I think it's one of those things where the rules aren't completely clear, the designers don't seem to have fully thought it through or stuck to a consistent usage, and each table has to sort it out for themselves.

Another one like this is Dazed. If you become dazed during your turn (eg by being hit by an enemy's oppy) do you lose the rest of your actions or not? If you become undazed during your turn (eg by performing an action that gives you a free save) do you get to use the rest of your actions? At my table we used to rule "no" to both questions, but then something came up (can't remember what) that suggested things would play better if we rules "yes" to both questions. So we had a quick discussion as a group (with me, as GM, in the chair) and changed our table ruling.

Yeah, well, IME the rules are written from a perspective that all transitions are instantaneous and immediate, and their effects are applied immediately. I know that still allows for different interpretations in the cases you gave (and a number of their analogs), but as you've noted, issues arise because you can't run ALL effects/conditions as "effects later on" consistently, and then things start to get ugly. Plainly whomever was editing the rules initially assumed that something like a daze would be processed immediately (this is rather more than hinted at in the step 5 of attack procedure in PHB1 as well). Likewise a character just IS dying when he/she its 0 or less hit points, there's no process of transitioning to dying, you just ARE dying at that point, its a consequence not a process. I've found these are the best interpretations in general.

There are other weirdnesses, try literally applying the letter of the rules for Hunter's Quarry, the results are quite strange...
 


Lord Zardoz

Explorer
Some meta-type questions about the way your constructing encounters.

1) Do you skew towards hordes of Minions or towards smaller numbers of beefy attackers (ie, 2 or 3 monsters a few levels above the PC's for better durability)?

2) Are you primarily using monsters that only have single target melee attacks? Or do you also use a decent mix of melee, ranged, blast and burst attacks?

Your best option may be to simply experiment with various ways of interrupting line of sight. If the Swordmage cannot see the attacker, then the power probably cannot be used.

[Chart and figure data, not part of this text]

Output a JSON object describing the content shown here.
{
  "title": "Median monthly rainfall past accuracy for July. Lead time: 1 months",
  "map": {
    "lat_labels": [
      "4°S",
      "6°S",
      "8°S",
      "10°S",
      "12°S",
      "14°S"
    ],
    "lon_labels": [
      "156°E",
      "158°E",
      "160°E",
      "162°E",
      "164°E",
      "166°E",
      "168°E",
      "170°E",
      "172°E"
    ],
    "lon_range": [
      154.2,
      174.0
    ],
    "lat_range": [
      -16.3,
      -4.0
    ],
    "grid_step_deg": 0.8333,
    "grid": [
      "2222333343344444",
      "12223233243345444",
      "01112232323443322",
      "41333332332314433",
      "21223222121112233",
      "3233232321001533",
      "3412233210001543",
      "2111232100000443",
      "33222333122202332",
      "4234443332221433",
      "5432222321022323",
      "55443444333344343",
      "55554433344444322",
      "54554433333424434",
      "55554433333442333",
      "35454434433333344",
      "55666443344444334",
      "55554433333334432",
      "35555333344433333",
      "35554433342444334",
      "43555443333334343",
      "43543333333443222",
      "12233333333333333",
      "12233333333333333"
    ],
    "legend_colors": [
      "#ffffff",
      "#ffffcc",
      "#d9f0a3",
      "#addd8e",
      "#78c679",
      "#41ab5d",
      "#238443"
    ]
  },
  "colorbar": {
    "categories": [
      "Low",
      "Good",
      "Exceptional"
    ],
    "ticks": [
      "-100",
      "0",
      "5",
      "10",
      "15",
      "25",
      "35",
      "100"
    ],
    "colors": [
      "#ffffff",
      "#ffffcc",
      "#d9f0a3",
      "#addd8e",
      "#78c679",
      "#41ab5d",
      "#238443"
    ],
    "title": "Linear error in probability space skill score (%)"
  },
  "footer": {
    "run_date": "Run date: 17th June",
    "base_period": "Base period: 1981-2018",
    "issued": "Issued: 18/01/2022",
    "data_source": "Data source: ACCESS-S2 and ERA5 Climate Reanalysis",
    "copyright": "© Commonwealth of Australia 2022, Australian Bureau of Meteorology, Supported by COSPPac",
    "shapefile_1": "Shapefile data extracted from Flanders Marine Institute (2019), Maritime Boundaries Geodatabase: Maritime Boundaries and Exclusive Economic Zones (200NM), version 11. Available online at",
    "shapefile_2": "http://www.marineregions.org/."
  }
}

Hopefully you can resolve the attack without having to resort to building the entire encounter to deal with the ability set of a single character.

END COMMUNICATION
 


Wednesday Boy

The Nerd WhoFell to Earth
You could also include enemies with attacks that target something other than AC. My GM does occasionally to challenge our Swordmage who also has sky high AC.
 

Phototoxin

Explorer
Yeah I tend to send the Atk vs Ref or Fort against him if possible. Still they've decided to make a bit of an alteration (pillage a village of orks) so that lets me make a custom encounter...
 

sigfile

Explorer
Multiple Attacks - it's actually well-defined. http://www.wizards.com/dndinsider/compendium/glossary.aspx?id=121 A melee attack against multiple opponents counts as multiple attacks.

Swordmages - yeah, they're a pain for DMs. They have high defenses and provide significant battlefield control. Dimensional Vortex is only a part of the equation. I had a DM disallow pretty much the entire controller role in his campaign (they frustrated him, and he preferred to modify encounters from his side such that they weren't necessary), and he opted to roll swordmages up in to that bundle.

What level is the group, and what are the other party members? It's possible that the swordmage is just the most obvious part of the frustration encountered.
 

Obryn

Hero
At my tables, we usually end up defining as one attack any one thing that is tied to one damage roll. Under this rubric, twin shot and monster attacks that allow them to make multiple basic attacks are separate attacks, while a fireball is one big attack.
I agree this is likely RAW. However...

We tend to play it that all of the attack rolls that are the result of a single action constitute one attack
...this is how we run it at my table. If it's one action, it's one "attack" for marking purposes.